Why Waterpipe Produces Fewer And Lower Concentrations Of Toxicants
The US Food and Drug Administration (FDA) list of HPHC’s is based on their research into the composition of tobacco and tobacco smoke and are linked to smoking-related diseases.
Exposure to HPHCs through the consumption of tobacco-containing shisha products is reduced compared to cigarettes for several reasons.
- The tobacco component is heated rather than burnt
In contrast to the smoke generated from cigarettes, where the tobacco (along with paper, inks, and adhesives) are physically set alight, shisha cloud is generated at much lower temperatures through indirect heating, using an external heat source such as charcoal.

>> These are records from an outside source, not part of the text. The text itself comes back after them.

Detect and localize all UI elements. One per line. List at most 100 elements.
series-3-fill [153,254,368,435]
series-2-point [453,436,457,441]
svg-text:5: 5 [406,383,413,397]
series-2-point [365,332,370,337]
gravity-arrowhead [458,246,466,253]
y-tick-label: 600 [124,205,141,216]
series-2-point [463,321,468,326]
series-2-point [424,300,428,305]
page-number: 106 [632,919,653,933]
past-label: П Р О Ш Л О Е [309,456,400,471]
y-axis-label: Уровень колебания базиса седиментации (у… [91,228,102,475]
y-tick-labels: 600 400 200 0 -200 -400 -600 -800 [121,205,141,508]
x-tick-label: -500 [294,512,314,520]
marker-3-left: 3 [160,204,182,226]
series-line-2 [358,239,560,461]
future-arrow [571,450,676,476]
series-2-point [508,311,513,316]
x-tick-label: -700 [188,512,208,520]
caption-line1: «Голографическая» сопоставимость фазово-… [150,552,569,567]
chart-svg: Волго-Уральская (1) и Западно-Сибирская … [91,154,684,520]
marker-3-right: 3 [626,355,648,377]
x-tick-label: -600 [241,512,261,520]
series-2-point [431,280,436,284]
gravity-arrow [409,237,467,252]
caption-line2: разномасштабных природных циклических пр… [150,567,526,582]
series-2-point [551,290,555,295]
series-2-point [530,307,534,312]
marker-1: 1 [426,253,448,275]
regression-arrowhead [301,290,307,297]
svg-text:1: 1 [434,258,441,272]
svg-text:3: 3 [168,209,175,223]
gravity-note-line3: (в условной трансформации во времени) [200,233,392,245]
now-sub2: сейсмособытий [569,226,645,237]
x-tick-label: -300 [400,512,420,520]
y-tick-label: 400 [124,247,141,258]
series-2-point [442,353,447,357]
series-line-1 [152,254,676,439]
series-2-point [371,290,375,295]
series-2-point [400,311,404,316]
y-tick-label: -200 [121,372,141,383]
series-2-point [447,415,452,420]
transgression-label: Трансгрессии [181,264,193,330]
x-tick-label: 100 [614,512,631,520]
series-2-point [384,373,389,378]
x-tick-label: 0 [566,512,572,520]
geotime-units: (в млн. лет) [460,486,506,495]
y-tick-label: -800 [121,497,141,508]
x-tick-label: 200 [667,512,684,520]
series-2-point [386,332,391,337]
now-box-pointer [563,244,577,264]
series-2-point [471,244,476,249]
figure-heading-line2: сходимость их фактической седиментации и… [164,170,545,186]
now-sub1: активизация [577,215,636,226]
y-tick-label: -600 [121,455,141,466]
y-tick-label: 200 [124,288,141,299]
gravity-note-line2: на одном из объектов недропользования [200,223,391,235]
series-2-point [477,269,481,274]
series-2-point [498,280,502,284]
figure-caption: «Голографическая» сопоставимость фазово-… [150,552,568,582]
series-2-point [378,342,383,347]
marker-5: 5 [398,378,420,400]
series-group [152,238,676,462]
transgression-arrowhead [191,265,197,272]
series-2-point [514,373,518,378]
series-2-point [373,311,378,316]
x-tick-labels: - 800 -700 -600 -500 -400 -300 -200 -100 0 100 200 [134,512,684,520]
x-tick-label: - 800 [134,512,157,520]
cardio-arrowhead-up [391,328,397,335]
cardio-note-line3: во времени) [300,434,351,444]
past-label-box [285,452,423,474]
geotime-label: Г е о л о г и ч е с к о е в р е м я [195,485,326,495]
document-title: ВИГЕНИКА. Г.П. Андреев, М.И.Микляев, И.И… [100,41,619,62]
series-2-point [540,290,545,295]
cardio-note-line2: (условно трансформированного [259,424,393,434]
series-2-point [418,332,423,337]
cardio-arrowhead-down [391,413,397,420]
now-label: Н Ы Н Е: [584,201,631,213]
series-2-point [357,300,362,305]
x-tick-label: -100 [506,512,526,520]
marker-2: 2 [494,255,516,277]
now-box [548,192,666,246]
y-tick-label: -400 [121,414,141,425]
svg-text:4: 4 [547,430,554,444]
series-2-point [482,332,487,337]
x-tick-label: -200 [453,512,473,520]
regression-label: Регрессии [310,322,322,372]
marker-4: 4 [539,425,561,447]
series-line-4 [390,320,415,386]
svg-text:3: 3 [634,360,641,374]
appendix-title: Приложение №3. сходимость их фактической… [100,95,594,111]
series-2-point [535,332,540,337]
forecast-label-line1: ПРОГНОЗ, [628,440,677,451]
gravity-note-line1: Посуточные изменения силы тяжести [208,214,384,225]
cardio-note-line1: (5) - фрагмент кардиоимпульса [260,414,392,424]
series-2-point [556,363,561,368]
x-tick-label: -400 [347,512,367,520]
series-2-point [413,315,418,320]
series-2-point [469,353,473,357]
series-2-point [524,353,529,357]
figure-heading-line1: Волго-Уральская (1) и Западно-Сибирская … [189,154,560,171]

In contrast to cigarettes which will continue to burn until the combustible material is exhausted, shisha cloud formation will rapidly cease if the charcoal is removed.
AS SUCH, by heating rather than burning, shisha is a reduced-risk alternative compared to smoking cigarettes.
- Reduced tobacco content
In manufacturing shisha tobacco products, AIR uses Virginia flue cured tobacco, along with food-grade non-tobacco ingredients. The tobacco content of AIR products commercialized in the USA is less than 18% on a weight-for-weight (w/w) basis. This contrasts with other tobacco products (e.g., snus, cigarettes, hand rolling tobacco, and premium cigar), where the tobacco content may be as high as 100% w/w of the product (Figure 3.0).
The reduced tobacco content of shisha products compared to other tobacco products has a significant impact on the quantity of HPHCs to which consumers may be exposed through the use of the product.
Figure 3.0: Average tobacco content (% w/w) of a range of tobacco products commercialized in the USA.[ZM1]
- Consumption pattern
Nicotine is a naturally occurring chemical tobacco and is one of the reasons why people smoke cigarettes. In 1994, it was suggested that a threshold of 5mg per day of nicotine (roughly corresponding to 5 cigarettes per day) may minimize the addictiveness of cigarettes. In the years since this nicotine threshold was suggested, a consensus has not emerged on one that would sustain or prevent addiction due in part to individual variability in dose sensitivity.
While not risk free, nicotine is not the primary cause of smoking-related disease.
Much of the harm associated with cigarette use is driven by nicotine dependence, leading to an escalation of use, sustained consumption over extended periods and difficulty quitting resulting in chronic exposure to harmful chemicals generated through the burning of tobacco, paper, inks, and adhesives.
Shisha consumption is not associated with the frequent and repetitive pattern of consumption typical of high levels of dependence seen in cigarette consumers. In contrast to cigarettes which are used habitually to alleviate nicotine cravings, shisha consumption is generally characterized as a social event, not least because of the cumbersome nature of the equipment, the time required to set up the shisha pipe, and the length of an individual session.
For example, the Deutsche Bundesinstitut fur Riskobewertung (German Federal Institute for Risk Assessment) states, “Average consumers in Germany smoke between one and two waterpipes a week…” compared to “between 20 and 30 cigarettes a day”, and “If one compares the average water pipe smoker who smokes one to two water pipes a week with an average cigarette smoker who smokes 20-30 cigarettes a day, then smoking cigarettes must definitely be seen as more harmful.”
Based on the differing consumption pattern of shisha compared to cigarettes and the proposed nicotine threshold of 5mg per day, it is unlikely that shisha consumption could be considered addictive in the same sense as applied to cigarettes.